- Tintwistle RD within Cheshire in 1970
- • 1911: 13,619 acres (55.11 km^{2})
- • 1961: 11,855 acres (47.98 km^{2})
- • 1901: 2,105
- • 1971: 1,477
- • Created: 1894
- • Abolished: 1974
- • Succeeded by: High Peak
- Status: Rural district

= Tintwistle Rural District =

Former local government area in the UK

Tintwistle Rural District was a local government district in north east Cheshire, England from 1894 to 1974.

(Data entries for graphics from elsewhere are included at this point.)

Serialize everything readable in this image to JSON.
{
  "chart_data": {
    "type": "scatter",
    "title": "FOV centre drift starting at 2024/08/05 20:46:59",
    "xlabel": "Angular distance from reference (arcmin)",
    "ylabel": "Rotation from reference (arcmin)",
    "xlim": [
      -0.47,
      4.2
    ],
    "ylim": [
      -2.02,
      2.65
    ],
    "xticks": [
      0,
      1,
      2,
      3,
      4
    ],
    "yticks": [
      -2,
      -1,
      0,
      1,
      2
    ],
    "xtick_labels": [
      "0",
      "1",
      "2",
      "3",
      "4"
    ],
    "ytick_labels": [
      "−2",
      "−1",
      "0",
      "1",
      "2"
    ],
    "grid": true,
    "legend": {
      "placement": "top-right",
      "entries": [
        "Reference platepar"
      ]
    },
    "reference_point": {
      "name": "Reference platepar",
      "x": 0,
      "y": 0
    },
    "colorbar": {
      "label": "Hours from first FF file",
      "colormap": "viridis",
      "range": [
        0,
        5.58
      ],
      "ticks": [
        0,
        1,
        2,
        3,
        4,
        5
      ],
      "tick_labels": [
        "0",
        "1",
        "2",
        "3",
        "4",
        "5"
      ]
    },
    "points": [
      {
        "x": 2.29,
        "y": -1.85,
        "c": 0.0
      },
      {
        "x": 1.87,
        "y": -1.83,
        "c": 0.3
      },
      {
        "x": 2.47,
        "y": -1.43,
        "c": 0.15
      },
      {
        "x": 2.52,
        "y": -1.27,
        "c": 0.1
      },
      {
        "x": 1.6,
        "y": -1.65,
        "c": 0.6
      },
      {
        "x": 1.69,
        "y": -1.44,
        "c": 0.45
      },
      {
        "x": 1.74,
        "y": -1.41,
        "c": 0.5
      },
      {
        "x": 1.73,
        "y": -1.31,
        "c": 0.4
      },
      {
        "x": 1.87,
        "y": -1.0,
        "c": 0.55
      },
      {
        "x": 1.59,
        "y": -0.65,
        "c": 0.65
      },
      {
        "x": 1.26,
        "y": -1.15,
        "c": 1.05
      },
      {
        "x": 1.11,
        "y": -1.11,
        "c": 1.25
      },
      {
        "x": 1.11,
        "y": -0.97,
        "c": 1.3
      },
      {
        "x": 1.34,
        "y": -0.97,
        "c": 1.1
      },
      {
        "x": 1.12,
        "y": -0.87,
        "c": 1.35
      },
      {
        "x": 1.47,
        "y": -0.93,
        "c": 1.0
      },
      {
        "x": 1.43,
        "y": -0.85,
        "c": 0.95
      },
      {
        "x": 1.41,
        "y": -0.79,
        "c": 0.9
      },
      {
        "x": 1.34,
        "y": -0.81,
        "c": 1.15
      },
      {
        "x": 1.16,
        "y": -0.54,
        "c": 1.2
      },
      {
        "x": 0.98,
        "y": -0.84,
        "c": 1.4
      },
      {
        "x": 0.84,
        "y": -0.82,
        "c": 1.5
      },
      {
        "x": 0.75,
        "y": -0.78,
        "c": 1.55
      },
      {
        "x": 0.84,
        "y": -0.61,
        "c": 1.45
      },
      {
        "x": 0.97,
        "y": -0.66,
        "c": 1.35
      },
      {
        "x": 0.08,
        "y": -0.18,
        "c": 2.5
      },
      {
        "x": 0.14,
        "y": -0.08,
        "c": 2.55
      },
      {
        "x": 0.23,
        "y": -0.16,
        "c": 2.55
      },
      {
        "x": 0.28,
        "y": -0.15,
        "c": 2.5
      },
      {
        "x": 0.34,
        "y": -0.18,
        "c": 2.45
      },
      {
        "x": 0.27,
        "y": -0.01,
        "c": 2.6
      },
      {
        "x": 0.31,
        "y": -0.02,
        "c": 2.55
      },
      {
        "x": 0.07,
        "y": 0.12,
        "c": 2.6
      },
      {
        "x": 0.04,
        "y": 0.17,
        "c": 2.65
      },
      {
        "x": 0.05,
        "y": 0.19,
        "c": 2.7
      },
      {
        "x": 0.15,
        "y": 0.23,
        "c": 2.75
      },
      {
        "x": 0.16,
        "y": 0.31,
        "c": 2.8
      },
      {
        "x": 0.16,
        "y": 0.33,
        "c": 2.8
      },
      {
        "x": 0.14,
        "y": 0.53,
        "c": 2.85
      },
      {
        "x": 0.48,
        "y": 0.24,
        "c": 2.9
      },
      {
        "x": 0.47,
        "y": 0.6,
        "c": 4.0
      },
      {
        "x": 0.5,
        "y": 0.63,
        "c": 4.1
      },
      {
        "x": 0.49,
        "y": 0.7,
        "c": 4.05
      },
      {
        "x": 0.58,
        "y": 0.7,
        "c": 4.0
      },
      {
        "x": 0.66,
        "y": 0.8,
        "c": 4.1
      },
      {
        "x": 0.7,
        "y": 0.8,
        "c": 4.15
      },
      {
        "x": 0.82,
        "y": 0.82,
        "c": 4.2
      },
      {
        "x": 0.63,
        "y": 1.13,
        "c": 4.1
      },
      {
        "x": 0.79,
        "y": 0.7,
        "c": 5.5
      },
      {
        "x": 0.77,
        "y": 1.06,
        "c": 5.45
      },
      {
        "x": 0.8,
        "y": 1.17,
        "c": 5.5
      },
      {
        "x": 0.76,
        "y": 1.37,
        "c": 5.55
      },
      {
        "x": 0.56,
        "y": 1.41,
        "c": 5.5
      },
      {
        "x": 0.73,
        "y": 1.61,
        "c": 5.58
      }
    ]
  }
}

It was created a rural district by the Local Government Act 1894 from the part of the Ashton-under-Lyne rural sanitary district which was in Cheshire. It consisted of the civil parishes of:

- Tintwistle
- Hattersley (until 1936)
- Matley (until 1936)

Hattersley and Matley formed an exclave of the district. They were abolished in 1936 and their area transferred to the Municipal Borough of Hyde, the Municipal Borough of Dukinfield, Longdendale Urban District and the Municipal Borough of Stalybridge.

In 1974 the district was abolished. At that time, much of north east Cheshire became part of Greater Manchester. Instead of becoming part of that county, or forming an exclave of Cheshire, Tintwistle became part of the High Peak district of Derbyshire.